Philipp Stephani a écrit :
> Current implementation strategies for strings in development environments
> define one Unicode encoding scheme (UTF-16 in nearly all cases like Windows,
> Java, Python, Qt, .NET, COM, Cocoa, Carbon; a few technologies like Gnome and
> Emacs choose UTF-8 instead) that is used exclusively for internal processing,
> and define "strings" as sequences of UTF-16 or UTF-8 code units. LaTeX could
> do the same, depending on the engine: UTF-8 for pdfTeX, UTF-16 for XeTeX.

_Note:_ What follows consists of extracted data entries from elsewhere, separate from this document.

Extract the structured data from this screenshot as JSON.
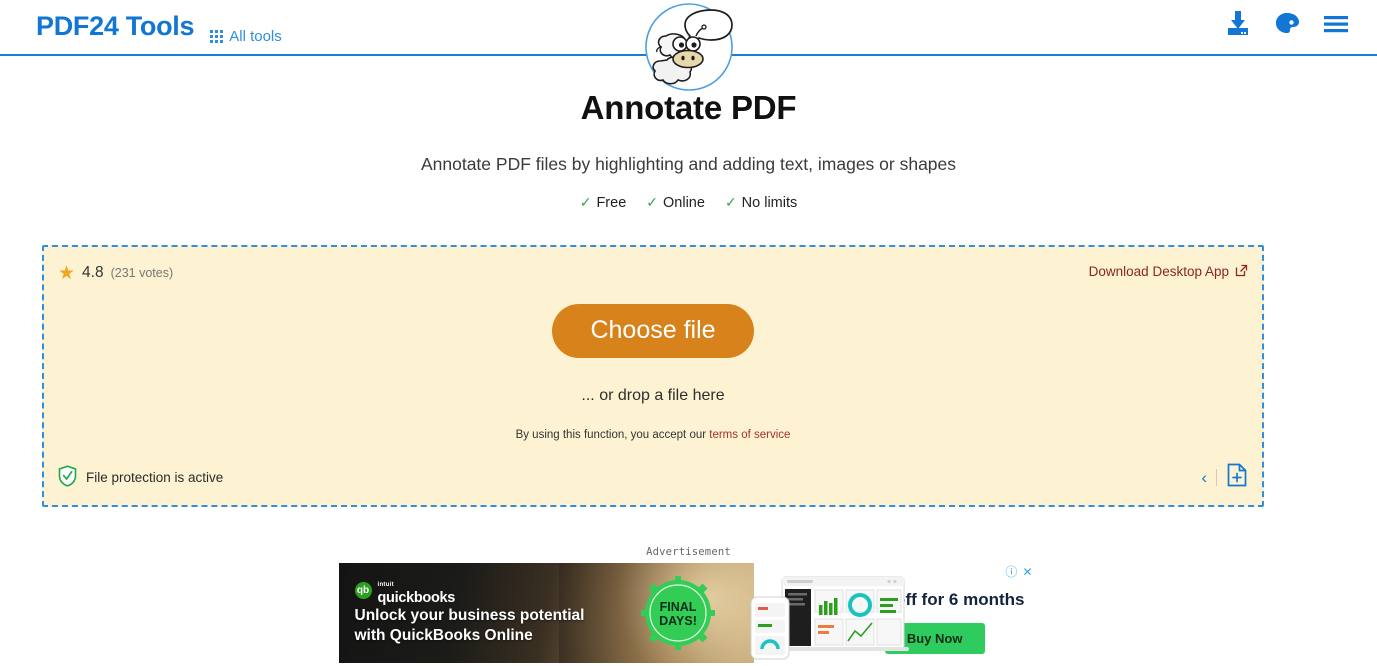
{
  "header": {
    "brand": "PDF24 Tools",
    "all_tools_label": "All tools",
    "icons": [
      {
        "name": "download-icon"
      },
      {
        "name": "palette-icon"
      },
      {
        "name": "hamburger-menu-icon"
      }
    ],
    "mascot_alt": "pdf24-sheep-mascot",
    "accent_color": "#1277d4"
  },
  "hero": {
    "title": "Annotate PDF",
    "subtitle": "Annotate PDF files by highlighting and adding text, images or shapes",
    "features": [
      {
        "check": "✓",
        "label": "Free"
      },
      {
        "check": "✓",
        "label": "Online"
      },
      {
        "check": "✓",
        "label": "No limits"
      }
    ],
    "check_color": "#35a853"
  },
  "dropzone": {
    "rating": {
      "star": "★",
      "value": "4.8",
      "votes": "(231 votes)",
      "star_color": "#eda720"
    },
    "desktop_app_label": "Download Desktop App",
    "choose_file_label": "Choose file",
    "choose_file_color": "#d8821b",
    "drop_hint": "... or drop a file here",
    "terms_prefix": "By using this function, you accept our ",
    "terms_link": "terms of service",
    "protection_label": "File protection is active",
    "protection_color": "#1fa74a",
    "border_color": "#2f8ede",
    "background_color": "#fdf3d3",
    "prev_label": "‹"
  },
  "ad": {
    "label": "Advertisement",
    "brand_intuit": "intuit",
    "brand_name": "quickbooks",
    "headline_line1": "Unlock your business potential",
    "headline_line2": "with QuickBooks Online",
    "badge_line1": "FINAL",
    "badge_line2": "DAYS!",
    "offer": "90% off  for 6 months",
    "cta_label": "Buy Now",
    "cta_color": "#2ecc5f",
    "info_icon": "ⓘ",
    "close_icon": "✕"
  }
}
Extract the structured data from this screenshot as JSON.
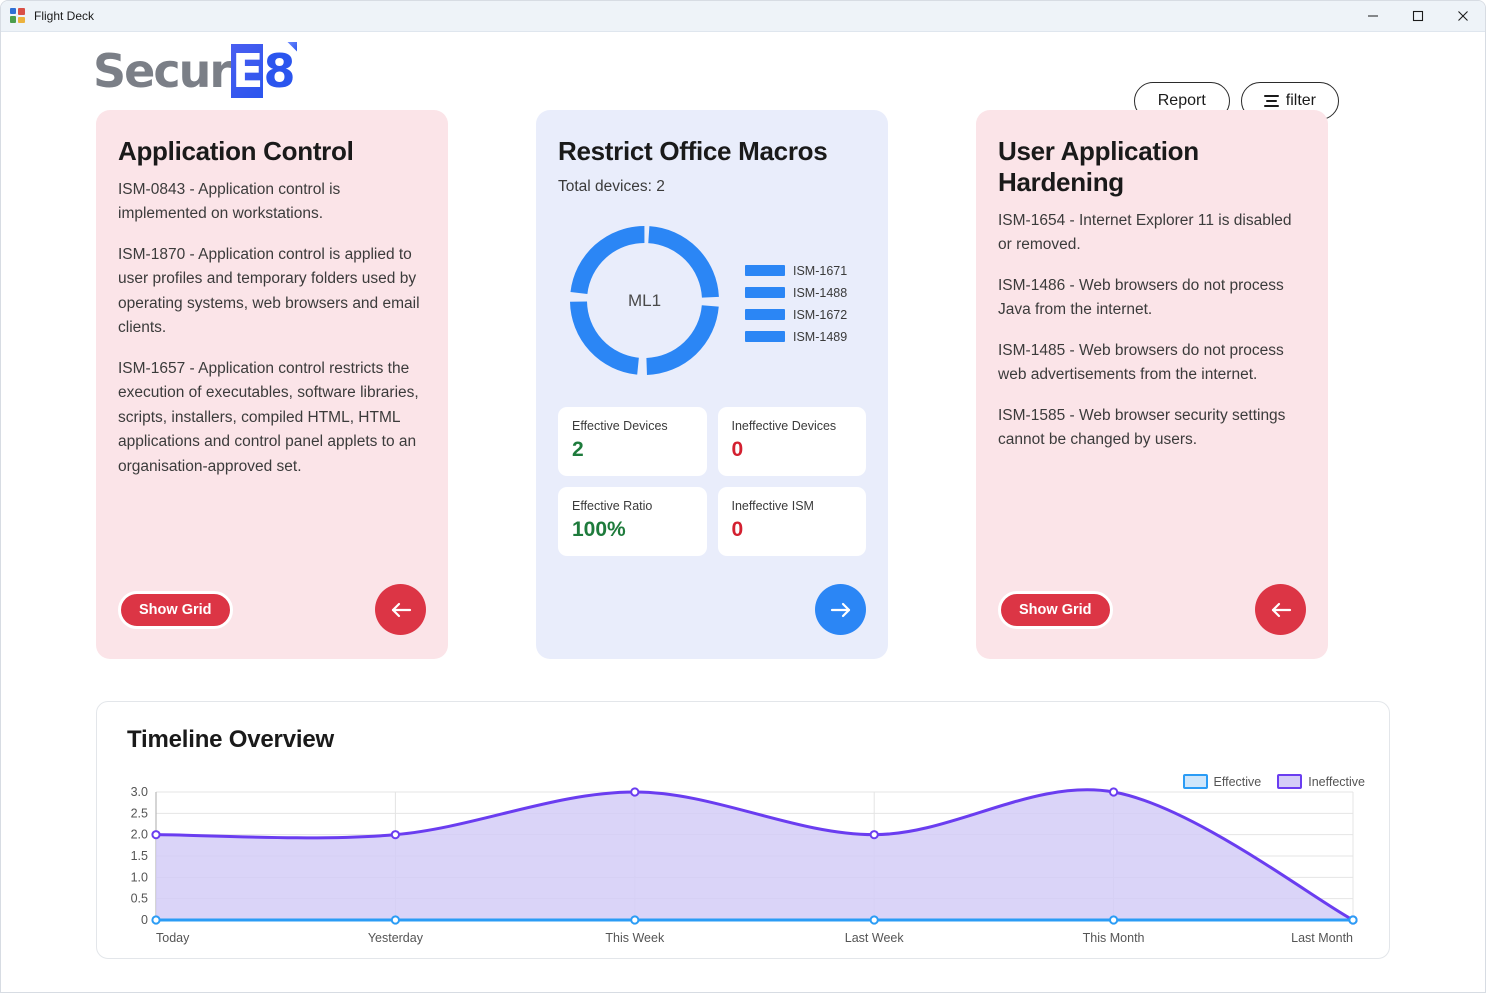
{
  "window": {
    "title": "Flight Deck",
    "icon": "app-icon",
    "controls": {
      "minimize": "minimize",
      "maximize": "maximize",
      "close": "close"
    }
  },
  "header": {
    "logo": {
      "part1": "Secur",
      "part2": "E",
      "part3": "8"
    },
    "report_label": "Report",
    "filter_label": "filter"
  },
  "cards": [
    {
      "title": "Application Control",
      "theme": "pink",
      "paragraphs": [
        "ISM-0843 - Application control is implemented on workstations.",
        "ISM-1870 - Application control is applied to user profiles and temporary folders used by operating systems, web browsers and email clients.",
        "ISM-1657 - Application control restricts the execution of executables, software libraries, scripts, installers, compiled HTML, HTML applications and control panel applets to an organisation-approved set."
      ],
      "show_grid_label": "Show Grid",
      "nav_direction": "left"
    },
    {
      "title": "User Application Hardening",
      "theme": "pink",
      "paragraphs": [
        "ISM-1654 - Internet Explorer 11 is disabled or removed.",
        "ISM-1486 - Web browsers do not process Java from the internet.",
        "ISM-1485 - Web browsers do not process web advertisements from the internet.",
        "ISM-1585 - Web browser security settings cannot be changed by users."
      ],
      "show_grid_label": "Show Grid",
      "nav_direction": "left"
    }
  ],
  "center_card": {
    "title": "Restrict Office Macros",
    "total_devices": "Total devices: 2",
    "donut_center_label": "ML1",
    "nav_direction": "right",
    "legend": [
      {
        "label": "ISM-1671",
        "color": "#2b86f5"
      },
      {
        "label": "ISM-1488",
        "color": "#2b86f5"
      },
      {
        "label": "ISM-1672",
        "color": "#2b86f5"
      },
      {
        "label": "ISM-1489",
        "color": "#2b86f5"
      }
    ],
    "stats": [
      {
        "label": "Effective Devices",
        "value": "2",
        "tone": "green"
      },
      {
        "label": "Ineffective Devices",
        "value": "0",
        "tone": "red"
      },
      {
        "label": "Effective Ratio",
        "value": "100%",
        "tone": "green"
      },
      {
        "label": "Ineffective ISM",
        "value": "0",
        "tone": "red"
      }
    ]
  },
  "timeline": {
    "title": "Timeline Overview"
  },
  "chart_data": {
    "type": "area",
    "title": "Timeline Overview",
    "xlabel": "",
    "ylabel": "",
    "categories": [
      "Today",
      "Yesterday",
      "This Week",
      "Last Week",
      "This Month",
      "Last Month"
    ],
    "yticks": [
      "0",
      "0.5",
      "1.0",
      "1.5",
      "2.0",
      "2.5",
      "3.0"
    ],
    "ylim": [
      0,
      3
    ],
    "grid": true,
    "legend_position": "top-right",
    "series": [
      {
        "name": "Effective",
        "values": [
          0,
          0,
          0,
          0,
          0,
          0
        ],
        "color": "#2b9cf5",
        "fill": "#cfe6fb"
      },
      {
        "name": "Ineffective",
        "values": [
          2,
          2,
          3,
          2,
          3,
          0
        ],
        "color": "#6a3df0",
        "fill": "#d4cdf7"
      }
    ]
  },
  "colors": {
    "pink_card": "#fbe4e8",
    "blue_card": "#e9edfb",
    "accent_red": "#dc3545",
    "accent_blue": "#2b86f5",
    "green": "#1e7b3c",
    "red": "#d32030",
    "purple": "#6a3df0"
  }
}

> Other possibilities (e.g. LICR or UTF-32) are probably either too complicated
> or not flexible enough.
For the record, LuaTeX uses what you might call UTF-32 internally (a "character"
is a Unicode code-point, no more, no less).
My humble opinion is that LaTeX3 should define a character as being whatever the
underlying engine thinks is a character. That is, a "character" should be a
"character token" (with the catcode ignored or, equivalently, normalised):
- for pdfTeX, an 8-bit number
- for XeTeX, a 16-bit number
- for LuaTeX, a number in the range 0 -- 0x10ffff
This way, the format does not need to hack extensively (as LaTeX2e does) around
the engine's limitations, and can let the engine do his job, and concentrate on
his own job as a macro package. (Sort of Unix philosophy: do one thing, do it well.)
I mean, LaTeX2e *had to* hack around the encoding limitations of pdfTeX because
there was no alternative, but now there are.
Just my 2 cents.